Le sergent rendit le passeport. Kyo trouva bientôt un taxi et donna l'adresse du Black Cat.

L'auto, que le chauffeur conduisait à toute vitesse, rencontra quelques patrouilles de volontaires européens. « Les troupes de huit nations veillent ici », disaient les journaux. Peu importait : il n'entrait pas dans les intentions du Kuomintang d'attaquer les concessions. Boulevards déserts, ombres de petits marchands, leur boutique en forme de balance sur l'épaule... L'auto s'arrêta à l'entrée d'un jardin exigu, éclairé par l'enseigne lumineuse du Black Cat. En passant devant le vestiaire, Kyo regarda l'heure : deux heures du matin. « Heureusement que tous les costumes sont admis ici. » Sous son veston de sport d'étoffe rugueuse, gris foncé, il portait un pull-over.
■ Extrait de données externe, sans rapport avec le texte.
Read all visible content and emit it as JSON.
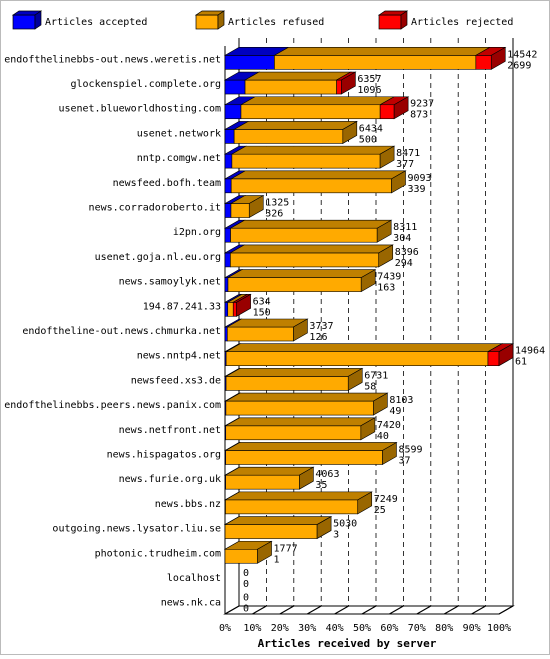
{
  "chart_data": {
    "type": "bar",
    "orientation": "horizontal",
    "stacked": true,
    "percent_scale": true,
    "xlabel": "Articles received by server",
    "x_ticks": [
      "0%",
      "10%",
      "20%",
      "30%",
      "40%",
      "50%",
      "60%",
      "70%",
      "80%",
      "90%",
      "100%"
    ],
    "legend": {
      "position": "top",
      "items": [
        {
          "label": "Articles accepted",
          "color": "#0000ff"
        },
        {
          "label": "Articles refused",
          "color": "#ffaa00"
        },
        {
          "label": "Articles rejected",
          "color": "#ff0000"
        }
      ]
    },
    "grid": true,
    "colors": {
      "accepted": "#0000ff",
      "refused": "#ffaa00",
      "rejected": "#ff0000"
    },
    "rows": [
      {
        "server": "endofthelinebbs-out.news.weretis.net",
        "total": 14542,
        "accepted": 2699,
        "refused": 11000,
        "rejected": 843
      },
      {
        "server": "glockenspiel.complete.org",
        "total": 6357,
        "accepted": 1096,
        "refused": 5000,
        "rejected": 261
      },
      {
        "server": "usenet.blueworldhosting.com",
        "total": 9237,
        "accepted": 873,
        "refused": 7600,
        "rejected": 764
      },
      {
        "server": "usenet.network",
        "total": 6434,
        "accepted": 500,
        "refused": 5934,
        "rejected": 0
      },
      {
        "server": "nntp.comgw.net",
        "total": 8471,
        "accepted": 377,
        "refused": 8094,
        "rejected": 0
      },
      {
        "server": "newsfeed.bofh.team",
        "total": 9093,
        "accepted": 339,
        "refused": 8754,
        "rejected": 0
      },
      {
        "server": "news.corradoroberto.it",
        "total": 1325,
        "accepted": 326,
        "refused": 999,
        "rejected": 0
      },
      {
        "server": "i2pn.org",
        "total": 8311,
        "accepted": 304,
        "refused": 8007,
        "rejected": 0
      },
      {
        "server": "usenet.goja.nl.eu.org",
        "total": 8396,
        "accepted": 294,
        "refused": 8102,
        "rejected": 0
      },
      {
        "server": "news.samoylyk.net",
        "total": 7439,
        "accepted": 163,
        "refused": 7276,
        "rejected": 0
      },
      {
        "server": "194.87.241.33",
        "total": 634,
        "accepted": 150,
        "refused": 300,
        "rejected": 184
      },
      {
        "server": "endoftheline-out.news.chmurka.net",
        "total": 3737,
        "accepted": 126,
        "refused": 3611,
        "rejected": 0
      },
      {
        "server": "news.nntp4.net",
        "total": 14964,
        "accepted": 61,
        "refused": 14300,
        "rejected": 603
      },
      {
        "server": "newsfeed.xs3.de",
        "total": 6731,
        "accepted": 58,
        "refused": 6673,
        "rejected": 0
      },
      {
        "server": "endofthelinebbs.peers.news.panix.com",
        "total": 8103,
        "accepted": 49,
        "refused": 8054,
        "rejected": 0
      },
      {
        "server": "news.netfront.net",
        "total": 7420,
        "accepted": 40,
        "refused": 7380,
        "rejected": 0
      },
      {
        "server": "news.hispagatos.org",
        "total": 8599,
        "accepted": 37,
        "refused": 8562,
        "rejected": 0
      },
      {
        "server": "news.furie.org.uk",
        "total": 4063,
        "accepted": 35,
        "refused": 4028,
        "rejected": 0
      },
      {
        "server": "news.bbs.nz",
        "total": 7249,
        "accepted": 25,
        "refused": 7224,
        "rejected": 0
      },
      {
        "server": "outgoing.news.lysator.liu.se",
        "total": 5030,
        "accepted": 3,
        "refused": 5027,
        "rejected": 0
      },
      {
        "server": "photonic.trudheim.com",
        "total": 1777,
        "accepted": 1,
        "refused": 1776,
        "rejected": 0
      },
      {
        "server": "localhost",
        "total": 0,
        "accepted": 0,
        "refused": 0,
        "rejected": 0
      },
      {
        "server": "news.nk.ca",
        "total": 0,
        "accepted": 0,
        "refused": 0,
        "rejected": 0
      }
    ]
  }
}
Le jazz était à bout de nerfs. Depuis cinq heures, il maintenait, non la gaieté, mais une ivresse sauvage à quoi chaque couple s'accrochait anxieusement. D'un coup il s'arrêta, et la foule se décomposa : au fond les clients, sur les côtés les danseuses professionnelles : Chinoises dans leur fourreau de soie brochée, Russes et métisses ; un ticket par danse, ou par conversation. Un vieillard à aspect de clergyman ahuri restait au milieu de la piste, esquissant du coude des gestes de canard. À cinquante-deux ans il avait pour la première fois découché et, terrorisé par sa femme, n'avait plus osé rentrer chez lui. Depuis huit mois il passait ses nuits dans les boîtes, ignorait le blanchissage et changeait de linge chez les chemisiers chinois, entre deux paravents. Négociants en instance de ruine, danseuses et prostituées, ceux qui se savaient menacés - presque tous - maintenaient leur regard sur ce fantôme, comme si, seul, il les eût retenus au bord du néant. Ils iraient se coucher, assommés, à l'aube - lorsque la promenade du bourreau recommencerait dans la cité chinoise... À cette heure, il n'y avait que les têtes coupées dans les cages noires, avec leurs cheveux qui ruisselaient de pluie.